Know How to Handle Your Violin
If your violin teacher hasn’t shown you how to properly handle your instrument, here’s a crash course: don’t bump it into anything, always keep it in a hard case when not in use, and if you notice anything out of the ordinary take it into a professional repair shop as soon as possible. Many students (and parents of students) end up damaging their violin even more by trying to fix the problem themselves. When transporting your violin from place to place make sure its snug in its case and that accessories and its bow aren’t flying around in the case. Most violin cases have a separate storage area for bows and accessories–if yours doesn’t you can always purchase a separate carrying case for your accessories.
Prepare for Changes in Temperature & Humidity
Since violins are manufactured from wood and other organic materials, protecting them from changes in temperature and humidity is essential. Fortunately, with the right set of tools, this is easier than it seems. Humidifiers are designed to fit into your case and will protect your violin from excessive dryness. Here’s how it works: a soft rubber sleeve encloses a special sponge, which releases moisture into your case (and onto your violin) as need be. If you hear an unusual buzzing come from your instrument, it may already be too late. This sound is usually related to an open seam, which is caused by chilly temperatures. To prevent such damage, always keep your violin in a temperature controlled environment–never leave it in the trunk of your car or in an especially cold or hot area of your home.
Learn How to Clean It
Cleaning your violin is another area where you should be seeking guidance from your teacher. Not only will they demonstrate the right way to clean your violin, but they’ll go through the process a few times until you get it down right. In the meantime, here are some general cleaning tips for your violin. First, wipe it down after EVERY use–even if you only played for ten minutes. Why? The oils on your hands and fingers can eat away at the varnish. Next, make sure you dust your violin off at least once a week. To do so, use a damp, lint-free cloth and some water. Although you can purchase wipes that are soaked in a special cleaning liquid, water will suffice. Finally, clean your strings once a month and make sure you’re taking your violin into the repair shop for regularly scheduled professional maintenance.
Make Sure You’re Storing it Properly
As mentioned above, proper storage is essential to protecting your violin from bumps and falls. Make sure to invest in a hardshell case (here’s an article that’ll help guide you through the buying process), and never leave your violin in the trunk or backseat of your car. Not only does this increase its chances of being stolen, but it exposes your violin to the elements. Even the best case won’t protect your violin from too hot or freezing temperatures. Even with proper storage and maintenance, your violin should still be inspected by a luthier from time to time. They’ll inspect your violin for open seams, inspect the sound post, and visually evaluate the overall condition of your instrument. As the saying goes, an ounce of prevention is worth a pound of cure.

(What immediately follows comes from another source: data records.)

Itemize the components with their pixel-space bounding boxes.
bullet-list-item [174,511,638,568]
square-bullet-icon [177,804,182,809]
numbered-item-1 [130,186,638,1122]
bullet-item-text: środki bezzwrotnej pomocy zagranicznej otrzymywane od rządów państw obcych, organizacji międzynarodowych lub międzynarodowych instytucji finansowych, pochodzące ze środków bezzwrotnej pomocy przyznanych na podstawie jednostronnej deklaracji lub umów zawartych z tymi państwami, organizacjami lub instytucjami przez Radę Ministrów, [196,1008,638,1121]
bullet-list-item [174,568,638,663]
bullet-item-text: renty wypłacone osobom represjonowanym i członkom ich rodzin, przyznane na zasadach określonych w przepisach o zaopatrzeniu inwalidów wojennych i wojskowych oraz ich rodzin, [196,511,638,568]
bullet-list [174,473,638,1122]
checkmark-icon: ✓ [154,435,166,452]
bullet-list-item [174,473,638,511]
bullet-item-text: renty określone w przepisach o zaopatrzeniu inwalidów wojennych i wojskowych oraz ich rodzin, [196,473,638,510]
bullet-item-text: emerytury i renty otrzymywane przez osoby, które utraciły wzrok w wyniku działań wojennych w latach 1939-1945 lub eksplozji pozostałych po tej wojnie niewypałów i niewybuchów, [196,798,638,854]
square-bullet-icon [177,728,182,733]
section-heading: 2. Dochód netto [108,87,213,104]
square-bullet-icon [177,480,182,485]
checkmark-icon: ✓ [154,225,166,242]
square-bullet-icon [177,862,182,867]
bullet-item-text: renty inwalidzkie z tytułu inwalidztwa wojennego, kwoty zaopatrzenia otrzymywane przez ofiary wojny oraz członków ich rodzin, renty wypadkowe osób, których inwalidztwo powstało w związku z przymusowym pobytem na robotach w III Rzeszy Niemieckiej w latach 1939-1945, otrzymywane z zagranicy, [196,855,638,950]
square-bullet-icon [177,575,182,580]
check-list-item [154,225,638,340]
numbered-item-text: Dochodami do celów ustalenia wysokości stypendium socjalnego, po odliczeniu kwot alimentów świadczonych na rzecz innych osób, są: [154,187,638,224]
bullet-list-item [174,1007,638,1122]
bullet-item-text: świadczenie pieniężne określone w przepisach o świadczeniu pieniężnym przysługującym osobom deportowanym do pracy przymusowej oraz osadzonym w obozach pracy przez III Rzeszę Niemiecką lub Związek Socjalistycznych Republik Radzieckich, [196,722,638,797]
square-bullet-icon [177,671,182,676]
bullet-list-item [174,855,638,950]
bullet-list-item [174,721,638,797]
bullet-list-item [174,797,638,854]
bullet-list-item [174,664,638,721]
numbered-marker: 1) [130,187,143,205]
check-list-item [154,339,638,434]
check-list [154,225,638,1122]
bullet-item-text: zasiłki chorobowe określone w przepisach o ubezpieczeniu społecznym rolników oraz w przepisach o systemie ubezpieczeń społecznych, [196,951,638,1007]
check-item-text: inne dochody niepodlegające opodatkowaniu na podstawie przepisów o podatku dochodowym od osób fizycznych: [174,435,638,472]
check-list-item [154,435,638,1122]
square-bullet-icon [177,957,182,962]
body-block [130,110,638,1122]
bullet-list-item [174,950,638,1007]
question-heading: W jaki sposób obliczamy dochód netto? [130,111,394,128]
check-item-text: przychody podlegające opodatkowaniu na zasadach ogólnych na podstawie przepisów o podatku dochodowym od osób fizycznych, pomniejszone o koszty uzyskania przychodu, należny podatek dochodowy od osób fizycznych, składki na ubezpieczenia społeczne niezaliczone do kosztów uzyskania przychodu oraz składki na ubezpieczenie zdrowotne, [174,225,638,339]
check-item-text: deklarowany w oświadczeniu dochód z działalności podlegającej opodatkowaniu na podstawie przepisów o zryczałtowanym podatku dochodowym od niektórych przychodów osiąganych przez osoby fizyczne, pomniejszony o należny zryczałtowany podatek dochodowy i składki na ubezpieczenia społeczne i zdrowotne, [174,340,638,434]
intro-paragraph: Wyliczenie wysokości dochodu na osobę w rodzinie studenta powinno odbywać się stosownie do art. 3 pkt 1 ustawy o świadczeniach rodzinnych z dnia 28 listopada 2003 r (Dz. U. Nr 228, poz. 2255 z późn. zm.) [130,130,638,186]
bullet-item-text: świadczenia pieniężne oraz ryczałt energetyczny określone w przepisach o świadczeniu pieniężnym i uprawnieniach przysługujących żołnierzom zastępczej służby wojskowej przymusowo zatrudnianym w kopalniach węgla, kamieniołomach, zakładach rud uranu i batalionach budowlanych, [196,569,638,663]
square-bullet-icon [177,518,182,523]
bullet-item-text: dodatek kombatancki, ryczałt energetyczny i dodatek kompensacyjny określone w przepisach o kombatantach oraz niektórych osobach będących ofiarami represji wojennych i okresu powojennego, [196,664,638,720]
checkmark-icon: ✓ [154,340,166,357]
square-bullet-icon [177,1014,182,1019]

Don’t Forget About the Bow
Some think of the bow as a pretty accessory, but it’s actually an extension of your instrument. Just think about it: without your bow you wouldn’t be able to play your violin and without your violin you wouldn’t be able to use your bow. To increase the life of your violin bow, always loosen the hair on your bow after each use. Even if you only play for 20 minutes, this lessens the chance that it’ll warp. Additionally, the bow should be rosined regularly and excess rosin should be wiped off of the bow after each use. For more more information about rosin, check out this article. Finally, never touch the horsehair on your bow with your bare hands.